Because the warnings did not come until attacks were underway the warnings were often too late to prevent wide-spread damage.

The GAO identified a number of reasons for the NIPC's failure to develop more than rudimentary analysis and warning capabilities.

One problem is a lack of private sector cooperation. Security experts and industry groups have been critical of the organization, and businesses have been slow to cooperate because many would prefer not to disclose information concerning security breaches to the public.

"[Ronald Dick, director of the NIPC] cited several reasons why some private-sector organizations have been reluctant to share information with the government, including the NIPC," the report said. "The reasons cited include (1) a lack of understanding or confidence in the exceptions found in the Freedom of Information Act, (2) concerns about whether Justice would pursue prosecutions at the expense of private-sector business interests, and (3) concerns about disclosing proprietary information to an entity beyond their control."

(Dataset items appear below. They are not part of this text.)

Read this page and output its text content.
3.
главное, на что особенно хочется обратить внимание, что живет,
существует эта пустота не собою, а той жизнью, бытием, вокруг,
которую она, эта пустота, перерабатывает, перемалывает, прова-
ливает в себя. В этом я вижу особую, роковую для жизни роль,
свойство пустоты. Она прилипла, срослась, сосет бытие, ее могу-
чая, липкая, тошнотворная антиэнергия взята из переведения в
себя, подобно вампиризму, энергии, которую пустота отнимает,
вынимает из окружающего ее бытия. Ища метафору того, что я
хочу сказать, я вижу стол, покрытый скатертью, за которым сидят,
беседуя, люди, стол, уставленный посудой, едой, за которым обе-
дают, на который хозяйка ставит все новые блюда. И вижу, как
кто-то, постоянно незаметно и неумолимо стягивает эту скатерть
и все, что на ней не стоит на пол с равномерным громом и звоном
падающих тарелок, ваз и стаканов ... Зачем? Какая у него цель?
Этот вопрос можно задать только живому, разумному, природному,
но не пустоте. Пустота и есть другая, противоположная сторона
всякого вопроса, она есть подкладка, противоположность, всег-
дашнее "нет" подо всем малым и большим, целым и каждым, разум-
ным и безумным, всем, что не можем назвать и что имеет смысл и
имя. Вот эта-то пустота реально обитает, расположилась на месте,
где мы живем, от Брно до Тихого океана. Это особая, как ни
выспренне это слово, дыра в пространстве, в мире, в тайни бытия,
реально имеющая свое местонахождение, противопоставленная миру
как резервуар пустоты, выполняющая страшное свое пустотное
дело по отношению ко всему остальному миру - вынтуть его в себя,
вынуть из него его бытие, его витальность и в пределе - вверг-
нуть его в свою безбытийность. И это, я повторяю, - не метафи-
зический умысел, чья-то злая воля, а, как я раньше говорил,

The NIPC has also had trouble cooperating with government agencies. The report found that government agencies have not routinely reported information to the NIPC, and some organizations, like the Secret Service, have even pulled out their NIPC representatives because they felt agents were not being assigned appropriate duties.

The center, which costs tax-payers $27 million a year, also suffers from chronic staffing shortages, according to the report.

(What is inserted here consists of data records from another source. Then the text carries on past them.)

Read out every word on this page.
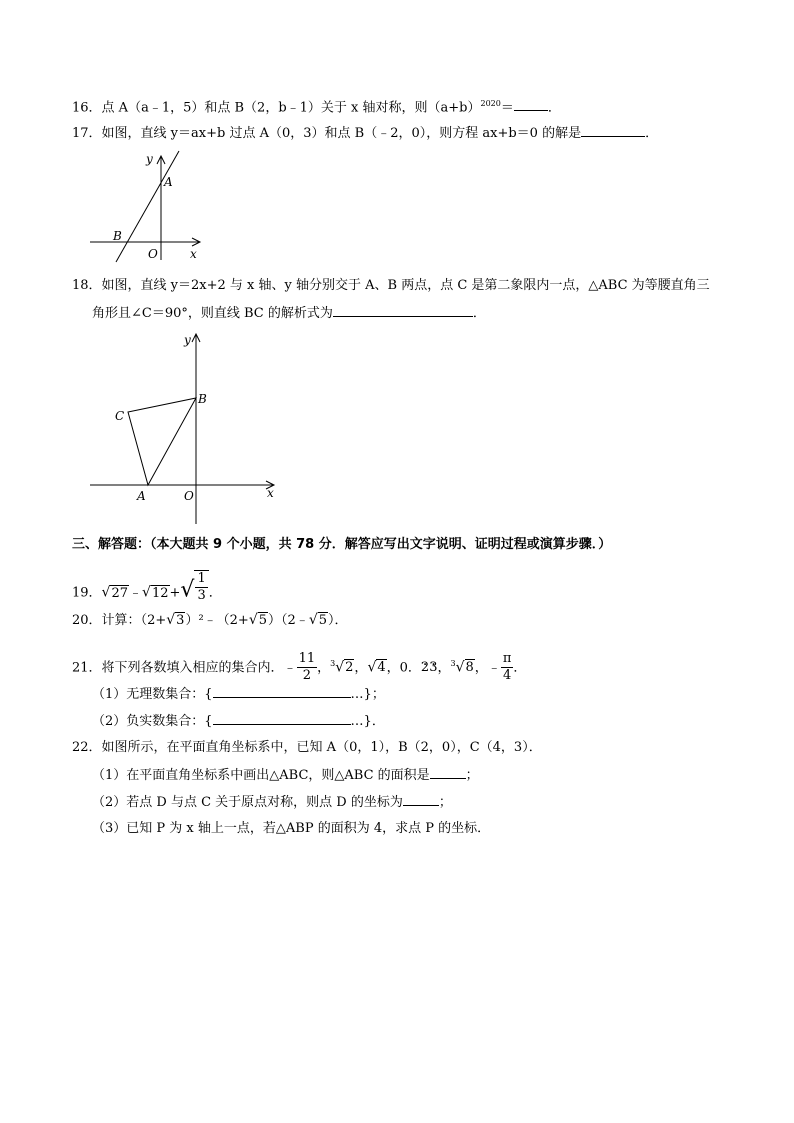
16．点 A（a﹣1，5）和点 B（2，b﹣1）关于 x 轴对称，则$(a+b)^{2020}=$	．
17．如图，直线 y＝ax+b 过点 A（0，3）和点 B（﹣2，0），则方程 ax+b＝0 的解是	．
y
x
A
B
O
18．如图，直线 y＝2x+2 与 x 轴、y 轴分别交于 A、B 两点，点 C 是第二象限内一点，△ABC 为等腰直角三
角形且∠C＝90°，则直线 BC 的解析式为	．
y
x
B
C
A	O
三、解答题：（本大题共 9 个小题，共 78 分．解答应写出文字说明、证明过程或演算步骤．）
19．√27﹣√12+√ $\frac{1}{3}$ ．
20．计算：（2+√3）²﹣（2+√5）（2﹣√5）．
21．将下列各数填入相应的集合内．﹣ $\frac{11}{2}$ ，$^3$√2，√4，0．· 2· 3，$^3$√8，﹣ $\frac{\pi}{4}$ ．
（1）无理数集合：{	…}；
（2）负实数集合：{	…}．
22．如图所示，在平面直角坐标系中，已知 A（0，1），B（2，0），C（4，3）．
（1）在平面直角坐标系中画出△ABC，则△ABC 的面积是	；
（2）若点 D 与点 C 关于原点对称，则点 D 的坐标为	；
（3）已知 P 为 x 轴上一点，若△ABP 的面积为 4，求点 P 的坐标．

The report does not call for the dissolution of the center, and even praises it for its work with the FBI in investigating cyber-crimes. However, it did make several recommendations.

First it recommended that the Assistant to the President for National Security Affairs direct federal agencies and encourage the private sector to better define the types of information that need to be shared to protect against computer-based attacks.

It also recommended the development of a strategy for identifying assets of national significance, and the resolution of discrepancies between Presidential Decision Directive 63 (which established the NIPC) requirements and guidance by the federal Chief Information Officers Council regarding computer incident reporting by federal agencies.

Finally, it recommended that the Attorney General direct the FBI Director to direct the NIPC Director to formalize relationships between the NIPC and other federal entities like the Department of Defense and the Secret Service, and develop plans for a two-way exchange of information with private sector ISACs (Information Sharing and Analysis Centers).